David la desnudó con una desesperante lentitud, saboreando la textura de su piel. Claudia nunca antes había sentido aquel placer y no pudo evitar estremecerse, no pudo evitar exclamar el nombre de él con una mezcla de impaciencia y terror, mientras notaba que sus fuerzas por controlarse estaban al límite.
David sentía complacido que el deseo de ella era tan grande como el suyo propio. El tambien se había quitado su ropa, y comenzó a dibujar con las manos cada curva del cuerpo femenino. Sus muslos largos, su estómago de satén, sus lugares secretos… su calor y su fuego.
Claudia, excitada, notaba todo su cuerpo vibrar, deseosa de todo lo que él pudiera darle.

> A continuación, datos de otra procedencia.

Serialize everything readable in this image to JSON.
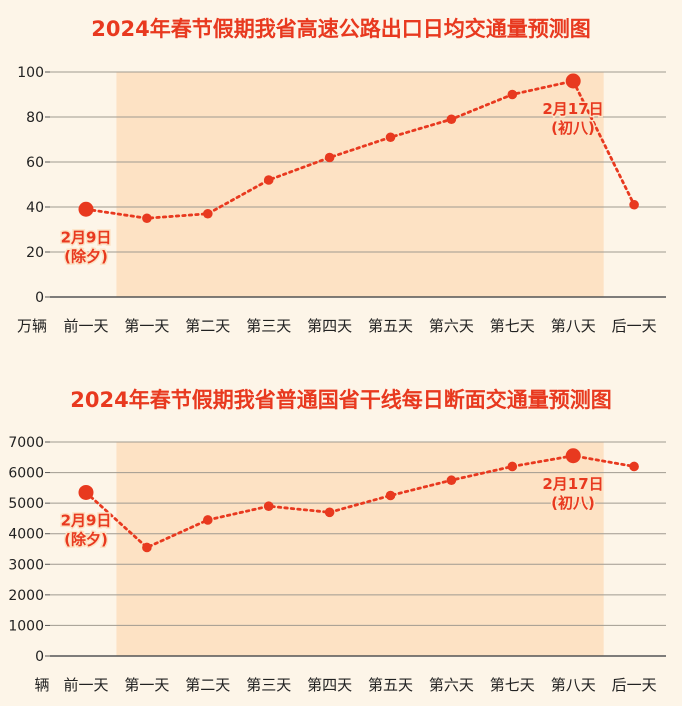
{
  "chart_data": [
    {
      "type": "line",
      "title": "2024年春节假期我省高速公路出口日均交通量预测图",
      "ylabel": "万辆",
      "categories": [
        "前一天",
        "第一天",
        "第二天",
        "第三天",
        "第四天",
        "第五天",
        "第六天",
        "第七天",
        "第八天",
        "后一天"
      ],
      "values": [
        39,
        35,
        37,
        52,
        62,
        71,
        79,
        90,
        96,
        41
      ],
      "ylim": [
        0,
        100
      ],
      "yticks": [
        "0",
        "20",
        "40",
        "60",
        "80",
        "100"
      ],
      "grid": true,
      "highlight_range": [
        "第一天",
        "第八天"
      ],
      "annotations": [
        {
          "category": "前一天",
          "lines": [
            "2月9日",
            "(除夕)"
          ],
          "position": "below"
        },
        {
          "category": "第八天",
          "lines": [
            "2月17日",
            "(初八)"
          ],
          "position": "below"
        }
      ]
    },
    {
      "type": "line",
      "title": "2024年春节假期我省普通国省干线每日断面交通量预测图",
      "ylabel": "辆",
      "categories": [
        "前一天",
        "第一天",
        "第二天",
        "第三天",
        "第四天",
        "第五天",
        "第六天",
        "第七天",
        "第八天",
        "后一天"
      ],
      "values": [
        5350,
        3550,
        4450,
        4900,
        4700,
        5250,
        5750,
        6200,
        6550,
        6200
      ],
      "ylim": [
        0,
        7000
      ],
      "yticks": [
        "0",
        "1000",
        "2000",
        "3000",
        "4000",
        "5000",
        "6000",
        "7000"
      ],
      "grid": true,
      "highlight_range": [
        "第一天",
        "第八天"
      ],
      "annotations": [
        {
          "category": "前一天",
          "lines": [
            "2月9日",
            "(除夕)"
          ],
          "position": "below"
        },
        {
          "category": "第八天",
          "lines": [
            "2月17日",
            "(初八)"
          ],
          "position": "below"
        }
      ]
    }
  ],
  "colors": {
    "accent": "#e8391f",
    "highlight_band": "#fde2c4",
    "background": "#fdf5e8",
    "grid": "#a09a90",
    "axis_text": "#222222"
  }
}
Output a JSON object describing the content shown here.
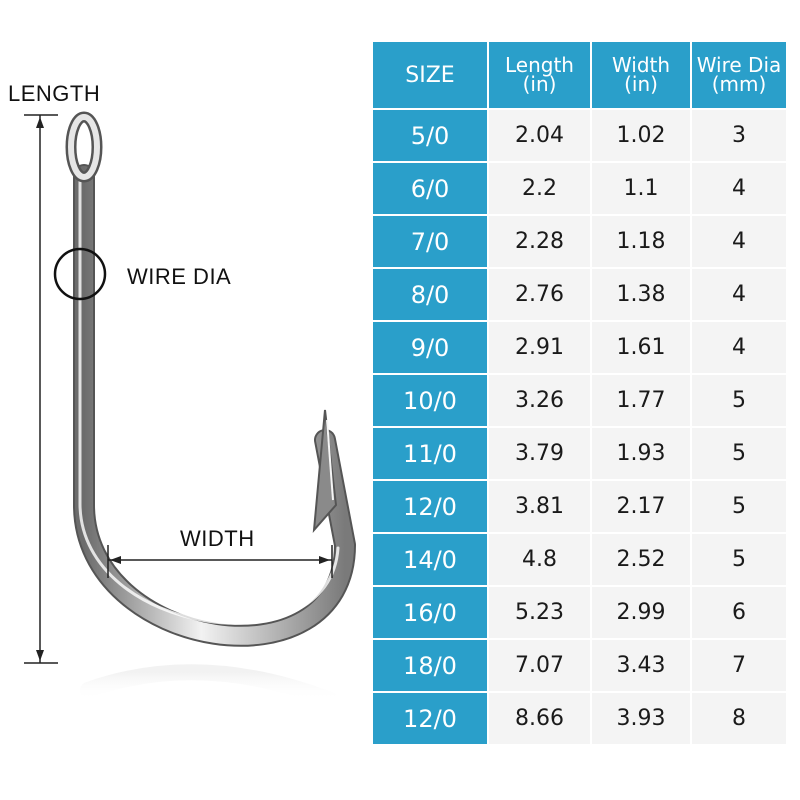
{
  "labels": {
    "length": "LENGTH",
    "wire_dia": "WIRE DIA",
    "width": "WIDTH"
  },
  "colors": {
    "header_bg": "#2a9fca",
    "cell_bg": "#f4f4f4",
    "text_dark": "#1a1a1a"
  },
  "table": {
    "headers": [
      {
        "line1": "SIZE",
        "line2": ""
      },
      {
        "line1": "Length",
        "line2": "(in)"
      },
      {
        "line1": "Width",
        "line2": "(in)"
      },
      {
        "line1": "Wire Dia",
        "line2": "(mm)"
      }
    ],
    "rows": [
      {
        "size": "5/0",
        "length": "2.04",
        "width": "1.02",
        "wire_dia": "3"
      },
      {
        "size": "6/0",
        "length": "2.2",
        "width": "1.1",
        "wire_dia": "4"
      },
      {
        "size": "7/0",
        "length": "2.28",
        "width": "1.18",
        "wire_dia": "4"
      },
      {
        "size": "8/0",
        "length": "2.76",
        "width": "1.38",
        "wire_dia": "4"
      },
      {
        "size": "9/0",
        "length": "2.91",
        "width": "1.61",
        "wire_dia": "4"
      },
      {
        "size": "10/0",
        "length": "3.26",
        "width": "1.77",
        "wire_dia": "5"
      },
      {
        "size": "11/0",
        "length": "3.79",
        "width": "1.93",
        "wire_dia": "5"
      },
      {
        "size": "12/0",
        "length": "3.81",
        "width": "2.17",
        "wire_dia": "5"
      },
      {
        "size": "14/0",
        "length": "4.8",
        "width": "2.52",
        "wire_dia": "5"
      },
      {
        "size": "16/0",
        "length": "5.23",
        "width": "2.99",
        "wire_dia": "6"
      },
      {
        "size": "18/0",
        "length": "7.07",
        "width": "3.43",
        "wire_dia": "7"
      },
      {
        "size": "12/0",
        "length": "8.66",
        "width": "3.93",
        "wire_dia": "8"
      }
    ]
  }
}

– Es mi turno ahora -dijo, sin aliento, protegida por la fuerza de él.
David era delgado y duro y su cuerpo brillaba con los últimos rayos del sol. Tenía los músculos duros como acero templado, pero su piel era caliente y flexible y los labios de ella murmuraron palabras de amor sobre él, mientras lo besaba, lo chupaba, lo tocaba y lo excitaba. Cuando él no pudo más, volvió a colocarla debajo.
– Creí que habías dicho que no tenías prisa.
– Ahora sí -contestó él.
Entonces no hubo más palabras, sólo el calor febril entre ellos golpeándolos con una fuerza insoportable y primitiva que barrió todo lo demás.
Claudia se levantó hacia él, dejando escapar un suspiro de alivio al ser penetrada. Por un segundo se detuvieron, se miraron a los ojos y luego continuaron moviéndose rítmicamente. Un ritmo que fue aumentando hasta sacarlos del mundo a la vez, hasta provocar el más indescriptible placer con un grito de alivio.
CAPÍTULO 10
– MI VUELO sale pasado mañana -informó Claudia. Iban por una pista de arena que terminaba en Telama'an, en ese momento una mancha brillante en el horizonte. Claudia deseó que pudieran ir mucho más despacio. No quería volver. Quería quedarse en el wadi donde el silencio la envolvió como una bendición, donde no había exigencias, ni prisas, ni apariencias que guardar. Donde sólo existía David como una espada entre ella y el resto del mundo.
En sus brazos, la noche anterior había descubierto cuánto lo amaba. Habían cenado cuando la luna salía y se habían tumbado de espaldas a ver las estrellas. Más tarde, habían hecho de nuevo el amor, despacio, dulce y tan maravillosamente que Claudia había llorado. Asombrados por el descubrimiento de su unión, habían permanecido abrazados, hablando sobre cualquier cosa, simplemente para oír la voz del otro y saber que no era un sueño. No tenían a nadie cerca, pero habían hablado en susurros para no romper la magia de la noche oscura, de su inmovilidad.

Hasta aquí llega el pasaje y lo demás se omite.